Whether my flop signalled some underlying issue that made me unsuitable for the jab I can’t say since the leaflet offered no explanation. What did happen though was that I experienced several of the side-effects listed on the leaflet, including tiredness, nausea and vomiting, all of which were said to be common reactions to the Pfizer vaccine. Given that I’m not normally prone to sickness – my last bout was in the mid-1990s, an experience I remember only too well and resulted from eating dodgy shellfish – I’m in no doubt that this time round the booster was the culprit.

That the leaflet was given to me post-vax highlights just how poor the provision of information has been with many aspects of the pandemic. Mask or not-to-mask? AstraZeneca, Moderna or Pfizer? Holiday at home or abroad? There have been very few facts on offer to help us make potentially life-saving decisions. And the leaflet I was given is a particularly bad offender, comprising four A4 sides of small print and inexcusably doubling as storage advice for the medical practice charged with administering the vaccine.

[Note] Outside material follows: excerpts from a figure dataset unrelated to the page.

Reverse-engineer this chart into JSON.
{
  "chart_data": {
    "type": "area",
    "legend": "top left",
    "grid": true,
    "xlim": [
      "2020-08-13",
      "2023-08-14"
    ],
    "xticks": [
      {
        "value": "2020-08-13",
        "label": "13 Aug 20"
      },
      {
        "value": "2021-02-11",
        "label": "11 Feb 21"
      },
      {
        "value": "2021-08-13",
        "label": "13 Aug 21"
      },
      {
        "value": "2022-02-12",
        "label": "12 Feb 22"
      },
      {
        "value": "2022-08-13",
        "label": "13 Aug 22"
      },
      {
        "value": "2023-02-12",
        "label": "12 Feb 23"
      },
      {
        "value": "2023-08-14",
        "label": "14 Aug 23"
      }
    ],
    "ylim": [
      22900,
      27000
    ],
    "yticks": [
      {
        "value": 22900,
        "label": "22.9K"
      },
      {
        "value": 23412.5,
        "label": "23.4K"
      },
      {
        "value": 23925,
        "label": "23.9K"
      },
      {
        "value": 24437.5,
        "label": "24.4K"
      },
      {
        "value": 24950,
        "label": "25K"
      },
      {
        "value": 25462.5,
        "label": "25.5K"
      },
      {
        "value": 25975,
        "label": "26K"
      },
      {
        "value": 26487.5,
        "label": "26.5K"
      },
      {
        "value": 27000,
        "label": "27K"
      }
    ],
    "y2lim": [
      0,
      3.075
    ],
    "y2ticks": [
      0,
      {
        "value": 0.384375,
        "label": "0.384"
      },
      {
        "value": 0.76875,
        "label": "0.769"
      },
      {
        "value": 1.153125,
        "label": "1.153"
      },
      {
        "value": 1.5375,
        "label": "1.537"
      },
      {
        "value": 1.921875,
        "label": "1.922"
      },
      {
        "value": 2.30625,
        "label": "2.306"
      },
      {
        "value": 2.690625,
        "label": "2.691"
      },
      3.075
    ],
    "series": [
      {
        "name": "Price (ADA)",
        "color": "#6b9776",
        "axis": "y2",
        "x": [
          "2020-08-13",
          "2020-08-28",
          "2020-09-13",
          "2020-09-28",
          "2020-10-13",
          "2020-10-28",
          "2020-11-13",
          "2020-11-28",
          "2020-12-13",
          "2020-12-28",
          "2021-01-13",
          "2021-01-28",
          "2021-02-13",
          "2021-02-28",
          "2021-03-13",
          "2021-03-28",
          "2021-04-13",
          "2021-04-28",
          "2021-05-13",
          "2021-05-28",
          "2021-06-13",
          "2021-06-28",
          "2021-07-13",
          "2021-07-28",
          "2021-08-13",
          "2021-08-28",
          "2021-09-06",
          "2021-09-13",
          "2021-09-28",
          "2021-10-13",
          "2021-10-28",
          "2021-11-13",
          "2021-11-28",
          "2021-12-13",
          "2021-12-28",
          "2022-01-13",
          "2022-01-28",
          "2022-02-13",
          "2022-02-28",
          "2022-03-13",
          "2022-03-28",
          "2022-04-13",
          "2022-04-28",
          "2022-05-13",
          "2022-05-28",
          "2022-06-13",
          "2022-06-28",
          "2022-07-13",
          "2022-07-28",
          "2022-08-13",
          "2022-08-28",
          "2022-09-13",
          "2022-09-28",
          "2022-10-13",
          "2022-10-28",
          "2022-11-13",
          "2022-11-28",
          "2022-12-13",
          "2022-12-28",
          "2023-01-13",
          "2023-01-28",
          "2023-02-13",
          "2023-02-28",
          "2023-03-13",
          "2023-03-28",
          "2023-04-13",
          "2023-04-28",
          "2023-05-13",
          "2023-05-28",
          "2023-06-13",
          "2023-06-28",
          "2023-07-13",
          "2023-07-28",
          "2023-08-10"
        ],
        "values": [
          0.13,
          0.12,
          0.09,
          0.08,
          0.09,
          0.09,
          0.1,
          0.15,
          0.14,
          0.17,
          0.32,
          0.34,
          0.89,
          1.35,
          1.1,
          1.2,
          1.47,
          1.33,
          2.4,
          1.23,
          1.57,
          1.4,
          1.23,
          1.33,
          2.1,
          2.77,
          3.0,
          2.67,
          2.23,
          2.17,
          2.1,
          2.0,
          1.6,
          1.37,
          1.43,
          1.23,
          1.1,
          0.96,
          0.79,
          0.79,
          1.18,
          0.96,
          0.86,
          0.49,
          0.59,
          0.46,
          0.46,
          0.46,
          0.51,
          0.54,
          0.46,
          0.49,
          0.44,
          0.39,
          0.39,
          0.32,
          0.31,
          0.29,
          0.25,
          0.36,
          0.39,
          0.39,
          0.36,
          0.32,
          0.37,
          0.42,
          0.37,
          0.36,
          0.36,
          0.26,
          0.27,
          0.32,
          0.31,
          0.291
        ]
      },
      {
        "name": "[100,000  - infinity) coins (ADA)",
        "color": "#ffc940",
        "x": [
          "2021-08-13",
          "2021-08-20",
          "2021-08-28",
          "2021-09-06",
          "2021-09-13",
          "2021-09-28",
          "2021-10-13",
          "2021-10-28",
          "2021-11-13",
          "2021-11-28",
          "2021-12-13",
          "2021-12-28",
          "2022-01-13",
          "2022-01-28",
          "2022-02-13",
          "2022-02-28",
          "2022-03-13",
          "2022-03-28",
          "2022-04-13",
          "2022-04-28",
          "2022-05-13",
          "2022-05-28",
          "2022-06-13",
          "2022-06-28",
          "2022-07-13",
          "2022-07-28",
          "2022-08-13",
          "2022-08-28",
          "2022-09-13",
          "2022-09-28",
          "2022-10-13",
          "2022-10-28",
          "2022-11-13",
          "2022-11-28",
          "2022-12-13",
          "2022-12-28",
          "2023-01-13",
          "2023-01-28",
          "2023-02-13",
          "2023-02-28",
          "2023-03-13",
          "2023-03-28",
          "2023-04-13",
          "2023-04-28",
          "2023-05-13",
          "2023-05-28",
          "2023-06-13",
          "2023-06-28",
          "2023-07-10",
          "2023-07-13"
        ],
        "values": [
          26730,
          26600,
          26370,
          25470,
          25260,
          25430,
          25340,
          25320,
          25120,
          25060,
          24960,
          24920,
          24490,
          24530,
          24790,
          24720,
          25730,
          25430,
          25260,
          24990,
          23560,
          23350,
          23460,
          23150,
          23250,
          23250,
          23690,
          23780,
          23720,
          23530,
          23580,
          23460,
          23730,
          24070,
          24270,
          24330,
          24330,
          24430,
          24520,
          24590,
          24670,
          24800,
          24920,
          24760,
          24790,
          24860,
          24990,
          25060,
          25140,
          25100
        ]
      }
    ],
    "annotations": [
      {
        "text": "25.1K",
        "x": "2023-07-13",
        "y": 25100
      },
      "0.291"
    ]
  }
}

There was nothing there to explain, for example, why it was felt necessary to give me a different vaccine from the two AstraZeneca jabs I received earlier in the year, and I had to hunt through a lot of dense text to find a web link for the Coronavirus Yellow Card reporting site so that I could report my side-effects.

If it is true that these jabs are going to be a feature of life for years to come then, pre-vaccination, there has to be far better communication about who the at-risk groups are well before we roll up our sleeves. Otherwise the anti-vaxxers will continue to undermine the validity of the operation. Wacky conspiracy theories continue to proliferate, alleging that the jabs alter our DNA or implant tiny microchips in our bodies, so it’s essential to give us as much information as possible in a clear way that can be understood by everyone.